Back in April, the Society for Corporate Governance, NIRI and NYSE jointly submitted a petition requesting the SEC to initiate rulemaking to shorten the 45-day filing period for Form 13F filings to no more than five business days. The petition calls the current filing period “outdated” and says it’s “the one prominent ownership transparency rule that has not yet been modernized.” It argues shortening the deadline would “improve the utility of 13F filings for market participants and increase investor confidence in the integrity of the U.S. securities markets.”

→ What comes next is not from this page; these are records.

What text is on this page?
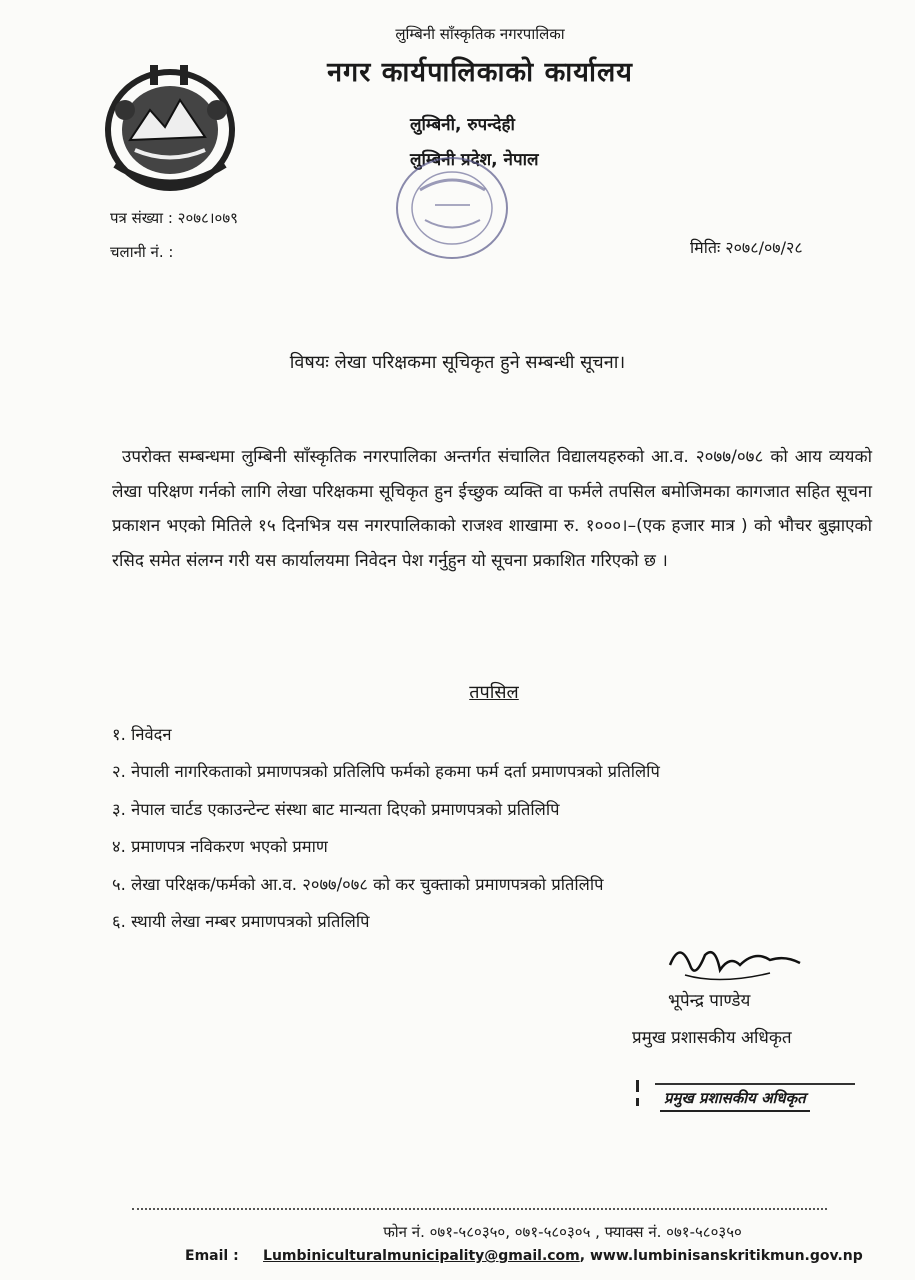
लुम्बिनी साँस्कृतिक नगरपालिका
नगर कार्यपालिकाको कार्यालय
लुम्बिनी, रुपन्देही
लुम्बिनी प्रदेश, नेपाल
पत्र संख्या : २०७८।०७९
चलानी नं. :	मितिः २०७८/०७/२८
विषयः लेखा परिक्षकमा सूचिकृत हुने सम्बन्धी सूचना।
उपरोक्त सम्बन्धमा लुम्बिनी साँस्कृतिक नगरपालिका अन्तर्गत संचालित विद्यालयहरुको आ.व. २०७७/०७८ को आय व्ययको लेखा परिक्षण गर्नको लागि लेखा परिक्षकमा सूचिकृत हुन ईच्छुक व्यक्ति वा फर्मले तपसिल बमोजिमका कागजात सहित सूचना प्रकाशन भएको मितिले १५ दिनभित्र यस नगरपालिकाको राजश्व शाखामा रु. १०००।–(एक हजार मात्र ) को भौचर बुझाएको रसिद समेत संलग्न गरी यस कार्यालयमा निवेदन पेश गर्नुहुन यो सूचना प्रकाशित गरिएको छ ।
तपसिल
१. निवेदन
२. नेपाली नागरिकताको प्रमाणपत्रको प्रतिलिपि फर्मको हकमा फर्म दर्ता प्रमाणपत्रको प्रतिलिपि
३. नेपाल चार्टड एकाउन्टेन्ट संस्था बाट मान्यता दिएको प्रमाणपत्रको प्रतिलिपि
४. प्रमाणपत्र नविकरण भएको प्रमाण
५. लेखा परिक्षक/फर्मको आ.व. २०७७/०७८ को कर चुक्ताको प्रमाणपत्रको प्रतिलिपि
६. स्थायी लेखा नम्बर प्रमाणपत्रको प्रतिलिपि
भूपेन्द्र पाण्डेय
प्रमुख प्रशासकीय अधिकृत
प्रमुख प्रशासकीय अधिकृत
फोन नं. ०७१-५८०३५०, ०७१-५८०३०५ , फ्याक्स नं. ०७१-५८०३५०
Email : Lumbiniculturalmunicipality@gmail.com, www.lumbinisanskritikmun.gov.np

Wachtell supports the rulemaking petition in this article, which notes that the petitioners urge public company stakeholders to submit comment letters (available here) in support of the petition. Here’s more from Wachtell:
Under current rules, adopted in 1979, investment managers with at least $100 million in U.S. publicly traded assets under management are required to disclose their share ownership positions on Form 13F within 45 days after each calendar quarter. Given the speed of today’s equity markets, 13F disclosure is generally considered already stale when published, and moreover, does not include information on options, swaps and other derivatives that are commonly used by activist hedge fund investors.
The fact that 13F positions are reportable as of the last day of the calendar year or quarter also means that short-term trades that occur between the reportable dates are underreported, or as the petition notes, “an investment manager can still buy a 4.99 percent stake on Jan. 2 and not have to report that position until May 15.” The lack of transparency of 13F disclosures hinders issuers’ ability to make informed decisions on key matters including preparing for shareholder outreach and engagement and identifying and responding to activism and takeover threats. Many companies and boards continue to fly blind even as shareholder activism and hostile takeover activity continue at high levels.
As the SEC has continued to shorten filing deadlines for other disclosures, including amending Sections 13(d) and 13(g) of the Exchange Act last year to shorten reporting deadlines for Schedule 13D and 13G filings, the time has also come to move 13F reporting toward realtime disclosures that promote market transparency.
Form 13F filings are on the SEC’s radar! This week, the Commission announced charges against 11 institutional investment managers for failing to file required 13Fs, with nine firms agreeing to pay more than $3.4 million in civil penalties. A few firms had no civil penalties since they self-reported the violations and cooperated with the SEC’s investigation.